Unfortunately, that Billy Taylor is rarely found within the new volume. If judging only by the evidence of this memoir, the reader might think that Taylor never had a bad day in his life, and that his childhood in the segregated black neighborhood of Washington DC was little different than Rebecca on Sunnybrook Farm.  Apparently, we are to believe that young Billy experienced no racial incidents during his childhood, and that he spent his early years flushed with pride of his loving family and a long heritage of African-American heroes. The first half of the book is jam-packed with stories about black history icons, and they are introduced through clumsy, awkward prose. For example, one of Taylor’s teachers at Dunbar High School was Mary Europe, sister of James Reese Europe and a fine musician in her own right. After summarizing her accomplishments, the book claims that she calmed down two rough-housing teenage boys by telling them about the black classical singer Roland Hayes. The story, about Hayes quieting an unruly German audience with a peerless rendition of Schubert’s “Du Bist die Rüh” is probably true, but I don’t believe that any teacher would use it to quiet unruly school children! Later in the same chapter, a discussion of Jesse Owens’ triumphs at the 1936 Berlin Olympics opens with this priceless bit of doggerel: “There was a man in Germany named Adolf Hitler whose bigotry and hatred for Jews was quite blatant”. This whitewashed oversimplification is as ridiculous as Hodeir’s assertions about early jazz rhythm, and I can’t believe that Taylor ever saw this part of the manuscript, let alone approved it.

Those readers looking for the major events in Taylor’s life will find them here, but unanswered questions seem to lurk around every event. Taylor’s father stopped paying his son’s college tuition after he changed his major from sociology to music, not trusting that young Taylor could make a living in music. Taylor eventually proved his father wrong by paying his tuition by performing with college bands and hosting his first radio show. But did Taylor’s academic advisor, the respected educator and composer Undine Moore come to his defense? What about the many musicians in his extended family? Taylor broke the segregation barrier several times in his broadcasting career, but we never hear of any problems from TV network executives when Taylor became the musical director on the 1958 educational series, “The Subject is Jazz” or on the higher profile “David Frost Show” of the late 1960s. Taylor received some of his greatest acclaim (and an Emmy) as the jazz correspondent on CBS’ “Sunday Morning”, but instead of a detailed chapter with discussions of his work there, we get a few paragraphs that discuss a mere fraction of his 250 artist profiles. Even his period at the Kennedy Center gets short shrift: the Mary Lou Williams Women in Jazz Festival, which Taylor hosted and produced gets little more than a listing of the first year’s participants and no discussions of the educational and networking outreach that was built into the festival.

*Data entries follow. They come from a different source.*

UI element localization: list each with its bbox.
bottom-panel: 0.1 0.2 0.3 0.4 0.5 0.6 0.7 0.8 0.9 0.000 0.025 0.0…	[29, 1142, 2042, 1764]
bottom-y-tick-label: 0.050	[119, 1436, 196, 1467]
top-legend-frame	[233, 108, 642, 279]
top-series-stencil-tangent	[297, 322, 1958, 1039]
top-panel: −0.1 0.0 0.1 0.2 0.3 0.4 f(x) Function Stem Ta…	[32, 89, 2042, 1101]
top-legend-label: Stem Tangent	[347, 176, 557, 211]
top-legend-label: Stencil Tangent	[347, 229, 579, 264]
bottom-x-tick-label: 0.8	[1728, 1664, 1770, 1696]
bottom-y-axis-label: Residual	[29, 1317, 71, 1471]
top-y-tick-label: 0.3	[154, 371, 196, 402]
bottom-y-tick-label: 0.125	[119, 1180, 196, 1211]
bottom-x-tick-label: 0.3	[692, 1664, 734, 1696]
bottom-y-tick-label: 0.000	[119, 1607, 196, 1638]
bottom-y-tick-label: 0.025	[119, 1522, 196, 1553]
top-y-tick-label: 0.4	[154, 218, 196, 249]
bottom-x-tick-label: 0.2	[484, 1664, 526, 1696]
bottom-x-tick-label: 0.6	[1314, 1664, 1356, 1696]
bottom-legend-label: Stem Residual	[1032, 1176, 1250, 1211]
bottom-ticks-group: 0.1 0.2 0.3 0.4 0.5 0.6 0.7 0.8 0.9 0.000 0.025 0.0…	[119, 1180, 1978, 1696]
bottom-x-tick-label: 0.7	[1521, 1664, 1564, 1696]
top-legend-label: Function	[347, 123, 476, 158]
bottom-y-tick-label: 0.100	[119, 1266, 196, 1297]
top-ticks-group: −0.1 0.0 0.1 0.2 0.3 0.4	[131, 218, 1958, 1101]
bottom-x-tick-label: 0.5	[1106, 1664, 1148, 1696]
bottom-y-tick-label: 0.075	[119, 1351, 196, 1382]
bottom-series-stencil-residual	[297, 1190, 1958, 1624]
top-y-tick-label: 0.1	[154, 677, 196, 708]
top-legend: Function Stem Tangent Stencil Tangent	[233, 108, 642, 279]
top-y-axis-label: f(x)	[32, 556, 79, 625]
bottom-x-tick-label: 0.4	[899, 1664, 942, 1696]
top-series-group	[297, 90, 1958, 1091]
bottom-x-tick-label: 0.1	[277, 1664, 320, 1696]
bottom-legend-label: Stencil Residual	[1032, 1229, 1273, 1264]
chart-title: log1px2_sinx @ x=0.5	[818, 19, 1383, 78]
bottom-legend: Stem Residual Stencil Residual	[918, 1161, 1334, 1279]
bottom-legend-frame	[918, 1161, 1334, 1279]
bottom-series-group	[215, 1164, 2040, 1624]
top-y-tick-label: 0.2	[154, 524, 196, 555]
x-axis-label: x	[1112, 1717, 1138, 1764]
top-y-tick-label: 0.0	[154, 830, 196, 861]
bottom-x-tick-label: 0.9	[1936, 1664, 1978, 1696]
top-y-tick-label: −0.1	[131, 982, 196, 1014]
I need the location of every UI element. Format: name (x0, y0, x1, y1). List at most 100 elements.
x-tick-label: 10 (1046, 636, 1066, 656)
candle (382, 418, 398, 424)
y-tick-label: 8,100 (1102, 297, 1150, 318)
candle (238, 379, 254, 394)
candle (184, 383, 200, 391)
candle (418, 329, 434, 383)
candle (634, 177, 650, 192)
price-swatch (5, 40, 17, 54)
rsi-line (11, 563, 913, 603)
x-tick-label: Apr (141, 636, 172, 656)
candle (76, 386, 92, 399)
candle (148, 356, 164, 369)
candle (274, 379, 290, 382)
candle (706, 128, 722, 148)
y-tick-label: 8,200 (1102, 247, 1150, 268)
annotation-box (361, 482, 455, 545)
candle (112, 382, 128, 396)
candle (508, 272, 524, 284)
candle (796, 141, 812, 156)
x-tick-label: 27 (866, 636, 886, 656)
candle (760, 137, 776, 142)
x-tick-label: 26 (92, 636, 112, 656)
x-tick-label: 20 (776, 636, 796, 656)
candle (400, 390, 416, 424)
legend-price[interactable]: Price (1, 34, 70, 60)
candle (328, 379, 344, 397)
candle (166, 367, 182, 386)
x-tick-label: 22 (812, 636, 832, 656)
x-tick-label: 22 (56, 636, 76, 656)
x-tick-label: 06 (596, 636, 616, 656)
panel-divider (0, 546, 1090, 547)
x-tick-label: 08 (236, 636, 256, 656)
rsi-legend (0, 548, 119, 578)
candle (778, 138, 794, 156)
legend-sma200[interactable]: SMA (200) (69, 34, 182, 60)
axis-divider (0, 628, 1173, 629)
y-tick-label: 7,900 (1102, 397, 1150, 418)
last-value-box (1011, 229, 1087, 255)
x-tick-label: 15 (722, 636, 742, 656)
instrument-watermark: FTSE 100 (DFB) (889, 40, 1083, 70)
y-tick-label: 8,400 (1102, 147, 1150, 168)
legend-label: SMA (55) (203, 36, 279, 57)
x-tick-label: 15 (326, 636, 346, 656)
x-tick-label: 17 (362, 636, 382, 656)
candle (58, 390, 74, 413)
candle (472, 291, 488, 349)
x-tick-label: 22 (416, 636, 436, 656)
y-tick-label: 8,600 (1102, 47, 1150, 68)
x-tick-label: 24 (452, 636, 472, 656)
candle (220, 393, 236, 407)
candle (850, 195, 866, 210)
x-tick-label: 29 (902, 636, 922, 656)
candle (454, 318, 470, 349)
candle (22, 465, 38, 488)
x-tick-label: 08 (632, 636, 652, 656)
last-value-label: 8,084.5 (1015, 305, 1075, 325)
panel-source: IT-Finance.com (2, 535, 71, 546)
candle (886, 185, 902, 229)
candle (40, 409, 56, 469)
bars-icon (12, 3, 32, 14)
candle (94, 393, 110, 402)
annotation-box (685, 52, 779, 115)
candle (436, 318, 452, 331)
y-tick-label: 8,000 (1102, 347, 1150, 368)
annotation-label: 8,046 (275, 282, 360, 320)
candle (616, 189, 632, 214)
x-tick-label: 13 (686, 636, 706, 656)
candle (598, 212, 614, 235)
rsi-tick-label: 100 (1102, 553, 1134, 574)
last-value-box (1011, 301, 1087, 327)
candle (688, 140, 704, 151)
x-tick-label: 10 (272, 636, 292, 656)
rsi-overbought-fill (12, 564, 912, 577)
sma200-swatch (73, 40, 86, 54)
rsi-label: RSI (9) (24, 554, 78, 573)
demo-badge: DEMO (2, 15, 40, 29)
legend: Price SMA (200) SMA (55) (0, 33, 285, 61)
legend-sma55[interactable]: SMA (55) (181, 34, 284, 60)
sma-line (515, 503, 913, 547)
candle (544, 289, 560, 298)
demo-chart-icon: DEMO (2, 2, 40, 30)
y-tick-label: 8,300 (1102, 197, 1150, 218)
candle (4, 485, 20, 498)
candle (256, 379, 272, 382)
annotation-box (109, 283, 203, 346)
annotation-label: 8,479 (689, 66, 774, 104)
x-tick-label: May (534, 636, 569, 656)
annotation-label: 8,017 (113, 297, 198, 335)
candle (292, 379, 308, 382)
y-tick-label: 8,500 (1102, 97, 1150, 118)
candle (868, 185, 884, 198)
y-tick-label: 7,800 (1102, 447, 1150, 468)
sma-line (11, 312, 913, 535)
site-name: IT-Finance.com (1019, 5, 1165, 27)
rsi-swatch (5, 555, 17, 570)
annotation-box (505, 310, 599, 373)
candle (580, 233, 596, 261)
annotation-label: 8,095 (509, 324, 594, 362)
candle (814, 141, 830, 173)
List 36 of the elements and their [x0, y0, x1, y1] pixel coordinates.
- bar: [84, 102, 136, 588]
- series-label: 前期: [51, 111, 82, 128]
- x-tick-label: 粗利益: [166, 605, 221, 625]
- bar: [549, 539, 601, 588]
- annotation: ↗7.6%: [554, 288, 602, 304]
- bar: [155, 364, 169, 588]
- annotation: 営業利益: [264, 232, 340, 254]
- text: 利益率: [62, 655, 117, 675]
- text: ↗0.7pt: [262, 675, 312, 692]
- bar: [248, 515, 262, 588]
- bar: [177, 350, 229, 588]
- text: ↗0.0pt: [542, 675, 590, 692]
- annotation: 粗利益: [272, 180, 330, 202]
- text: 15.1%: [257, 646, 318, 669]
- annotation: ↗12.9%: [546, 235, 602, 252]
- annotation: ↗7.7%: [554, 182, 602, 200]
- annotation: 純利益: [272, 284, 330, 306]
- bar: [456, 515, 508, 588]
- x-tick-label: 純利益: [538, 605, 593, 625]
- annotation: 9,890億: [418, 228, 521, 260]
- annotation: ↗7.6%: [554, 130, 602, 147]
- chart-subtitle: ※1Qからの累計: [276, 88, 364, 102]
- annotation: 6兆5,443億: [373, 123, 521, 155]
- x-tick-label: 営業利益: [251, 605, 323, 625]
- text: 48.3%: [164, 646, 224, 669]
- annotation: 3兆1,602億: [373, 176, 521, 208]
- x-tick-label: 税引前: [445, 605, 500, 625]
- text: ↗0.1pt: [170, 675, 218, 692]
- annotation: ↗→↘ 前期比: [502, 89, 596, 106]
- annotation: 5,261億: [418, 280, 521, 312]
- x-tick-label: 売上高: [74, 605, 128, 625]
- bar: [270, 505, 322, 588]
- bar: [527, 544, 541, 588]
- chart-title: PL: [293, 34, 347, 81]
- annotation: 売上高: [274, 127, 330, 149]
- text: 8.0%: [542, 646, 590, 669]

One of the book’s biggest omissions is Taylor’s enormous influence on the jazz world. In addition to the musicians he promoted through Jazzmobile, concerts, festivals, radio and television, he took a personal interest in supporting this music by encouraging young musicians, educators, fans and jazz writers—including me. I knew Dr. Taylor for over two decades, and when he passed away in late 2010, I was amazed at the sheer number of people who related the positive effect that Dr. Taylor had on their lives. Put simply, Taylor cared as much about the music’s future as he did about its past. That story needs to be told, even if Taylor wouldn’t have written the chapter himself. There’s an awfully big hole in the jazz world where Billy Taylor used to stand, and it’s a tragedy that his autobiography doesn’t do him justice.